Amazon offers no more a simple public API to access its reviews. If ones wants to quickly build a dataset of Amazon reviews he/she has to download them using a web crawler on the HTML pages.
I wrote a Perl script that, given a first level domain (e.g., “com”, “it”) and list of IDs of Amazon products, automatically downloads from the Amazon server that dedicated to that domain all and only the HTML pages that contain the reviews about that products.
Then I wrote another Perl script that, given a list of the downloaded HTML files, extract all the reviews contained in them, outputting for each review a record with the following information:
- A counter of the extracted reviews so far (can be used as a unique ID for the dataset).
- Date of the review in YYYYMMDD format (note: on non-English speaking domains this feature won’t work, edit the script to set the name of months in the desired language).
- ID of the reviewed product.
- Star rating assigned by the reviewer.
- Date of the review in human readable format (will be in the language used by the specified domain).
- ID of the author of the review.
- Title of the review
- Content of the review
Given the products with IDs, e.g., B0040JHVCC and B00004ZDB1, the reviews from the “.com” domain are downloaded with the command:
./downloadAmazonReviews.pl com B0040JHVCC B00004ZDB1
Reviews are automatically downloaded in the ./amazonreviews/com/B0040JHVCC and ./amazonreviews/com/B00004ZDB1 directory. The script automatically adapts a timeout between download requests in order to be polite with Amazon, and also retries failing downloads (503 errors) until every page is downloaded.
Then the reviews are extracted from the HTML file by issuing the command:
./extractAmazonReviews.pl ./amazonreviews/com/B0040JHVCC/* ./amazonreviews/com/B00004ZDB1/*
The scripts outputs one review per line on the standard output, in a CSV format:
"0","20120118","B0040JHVCC","1.0","January 18, 2012","A1E5SQ7VA3I8OI","Not worth the price","I purchased the... [removed for brevity] ...and definitely no." "1","20120116","B0040JHVCC","5.0","January 16, 2012","A34FBZLFAU88UI","Compact version of the 7D, and neck and neck with D7000","This camera is... [removed for brevity] ...focus hunting issues." "2",...

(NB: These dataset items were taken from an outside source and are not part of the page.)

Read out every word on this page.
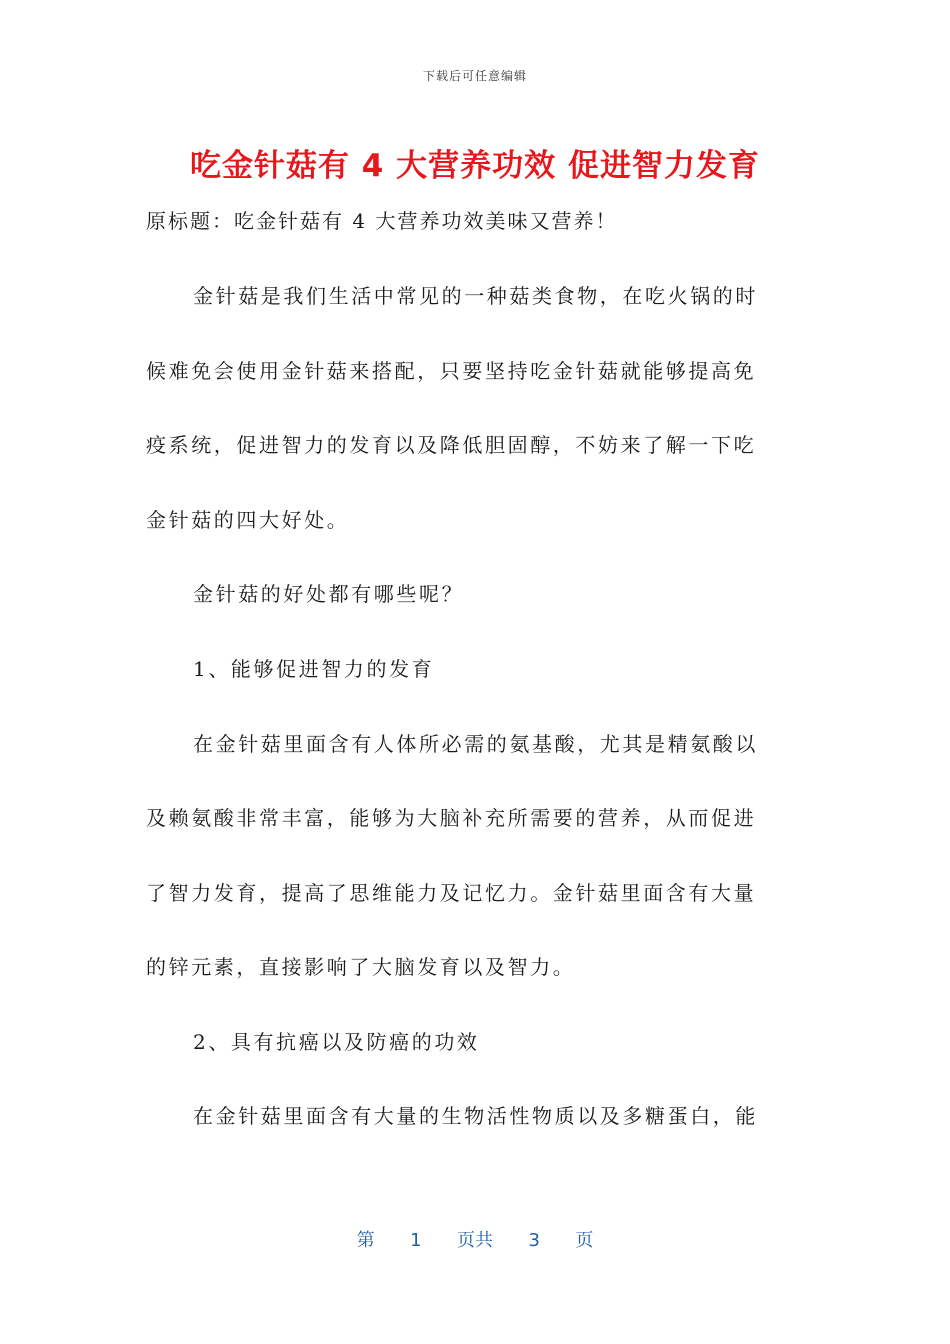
下载后可任意编辑
吃金针菇有 4 大营养功效 促进智力发育
原标题：吃金针菇有 4 大营养功效美味又营养！
金针菇是我们生活中常见的一种菇类食物，在吃火锅的时
候难免会使用金针菇来搭配，只要坚持吃金针菇就能够提高免
疫系统，促进智力的发育以及降低胆固醇，不妨来了解一下吃
金针菇的四大好处。
金针菇的好处都有哪些呢？
1、能够促进智力的发育
在金针菇里面含有人体所必需的氨基酸，尤其是精氨酸以
及赖氨酸非常丰富，能够为大脑补充所需要的营养，从而促进
了智力发育，提高了思维能力及记忆力。金针菇里面含有大量
的锌元素，直接影响了大脑发育以及智力。
2、具有抗癌以及防癌的功效
在金针菇里面含有大量的生物活性物质以及多糖蛋白，能
第 1 页共 3 页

I provide you the tool to download the reviews, not the right to download them. You have to respect Amazon’s rights on its own data. Do not release the data you download without Amazon’s consent.
Here are the two scripts. If you fix any bug or improve them please share your code.
November, 2012: added the possibility to download reviews from many Amazon domains, not just the com one (last time tested it was working on European languages and Chinese, not on Japanese).